This USMNT Gold Cup team enters Sunday’s final against Mexico almost playing with house money.
The US sent a B or even C team, depending on your perspective, in an effort to rest most of their European-based players and get them prepared for their club seasons. Making the final while conceding just one goal in the entire tournament (a penalty against Martinique!) is undoubtedly an accomplishment.
Mexico sent its best team. A loss to the US’s backups in the final would be a very disappointing result for them. That will take some pressure off those US players, although not all that much — it’s still a tournament final, and it’s still against Mexico.
The formula for a US win in the final will be similar to pretty much every other game they’ve played so far. They won’t necessarily sit back, and when they have the ball they will push it forward, but they will play somewhat conservatively in an effort to limit chances and control the tempo. Every game they’ve played so far, apart from their 6-1 group stage win over Martinique, has finished 1-0, with the US’s goals either coming right at the beginning (against Haiti and Canada) or right at the end (against Jamaica and Qatar).

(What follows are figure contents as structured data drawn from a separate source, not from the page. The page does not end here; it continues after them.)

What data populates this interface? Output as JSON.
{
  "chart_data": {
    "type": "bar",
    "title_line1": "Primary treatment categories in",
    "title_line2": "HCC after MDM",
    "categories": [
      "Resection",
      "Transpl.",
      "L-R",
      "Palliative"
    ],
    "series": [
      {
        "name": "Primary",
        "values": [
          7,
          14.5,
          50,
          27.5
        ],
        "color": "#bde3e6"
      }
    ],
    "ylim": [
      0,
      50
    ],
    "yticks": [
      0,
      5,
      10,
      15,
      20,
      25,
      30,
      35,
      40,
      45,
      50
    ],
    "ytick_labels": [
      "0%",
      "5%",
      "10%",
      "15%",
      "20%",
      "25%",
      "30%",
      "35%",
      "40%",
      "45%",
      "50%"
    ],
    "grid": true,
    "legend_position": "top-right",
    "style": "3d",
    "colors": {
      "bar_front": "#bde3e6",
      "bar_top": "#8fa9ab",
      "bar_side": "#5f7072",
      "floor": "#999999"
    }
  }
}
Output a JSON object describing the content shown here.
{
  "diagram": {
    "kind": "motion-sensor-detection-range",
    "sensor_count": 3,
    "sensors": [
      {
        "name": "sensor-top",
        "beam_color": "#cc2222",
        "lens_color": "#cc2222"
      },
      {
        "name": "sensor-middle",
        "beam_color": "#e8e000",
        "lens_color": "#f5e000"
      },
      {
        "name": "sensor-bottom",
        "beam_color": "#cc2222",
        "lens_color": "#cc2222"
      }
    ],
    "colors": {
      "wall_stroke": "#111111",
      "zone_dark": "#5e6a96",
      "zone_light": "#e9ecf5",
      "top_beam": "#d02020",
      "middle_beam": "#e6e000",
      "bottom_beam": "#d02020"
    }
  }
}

It’s likely that the US will be more willing to lay off the ball against a more talented Mexico team, which has had its problems breaking down bunkered opposition in this tournament. In their first game, they kept 83 percent possession and attempted 30 shots but still only managed a 0-0 draw against weak Trinidad and Tobago. They did manage to come through at the death against Canada in the semifinal, scoring the winner in the ninth minute of second half added time.
Here are some storylines to watch for the Americans heading into the final.
Also read: USMNT vs Mexico Gold Cup Final Odds
Production in attack
Arguably the US’s biggest weakness in this tournament has been their creativity and decision-making in attack. They’ve advanced on their defense and goalkeeping, with a handful of big individual moments netting them the goals they’ve needed. Matthew Hoppe and Gyasi Zardes came through in the late stages of their two knockout round games.
Against both Jamaica and Qatar, Berhalter’s starting front three was Hoppe-Daryl Dike–Paul Arriola. They were all three subbed out against Qatar, and it’s certainly possible that at least one of them will be replaced in the starting lineup against Mexico. Finding players who can provide the final ball and make the right decisions in tight attacking areas is the key. The game against Qatar, in which the US’s attackers (particularly the starters) struggled mightily, exposed that weakness.
As ever, Berhalter has some difficult decisions.
At striker, Zardes has been better than Dike lately, so it might make sense to start Zardes and then bring Dike off the bench. I’d expect that Hoppe and Arriola will both start again, but there is an interesting case to be made that Berhalter should find a spot for Cristian Roldan, even if Roldan is a favored whipping boy among a certain section of US fans. Roldan has performed well off the bench as a midfielder or winger, adding more on-the-ball comfort, positional versatility, and defensive coverage.
One option would be to start Roldan ahead of Gianluca Busio and then bring another midfielder on later for a winger, moving Roldan wide. Berhalter will certainly consider the merits of Eryk Williamson as well, whose influence was felt off the bench against Qatar. Williamson is a good progressive passer and a good creative force from midfield. He likely won’t start, but bringing him on as a substitute would make sense.
All of this is dictated by game state, though, and we’ll have to wait and see Mexico’s tactical approach. Berhalter pushed the right buttons against Qatar and he’ll have to do so again against Mexico.
Matt Turner’s superhuman performance
Turner has been outstanding for the US in this tournament, to the point that it has become a serious question as to whether he should start ahead of Zack Steffen in September’s World Cup qualifiers. Turner has made numerous difficult saves, conceding only that penalty against Martinique. He will have to step up again in the final.
The US enter as slight underdogs, but they’re good enough to win. As always, expect drama.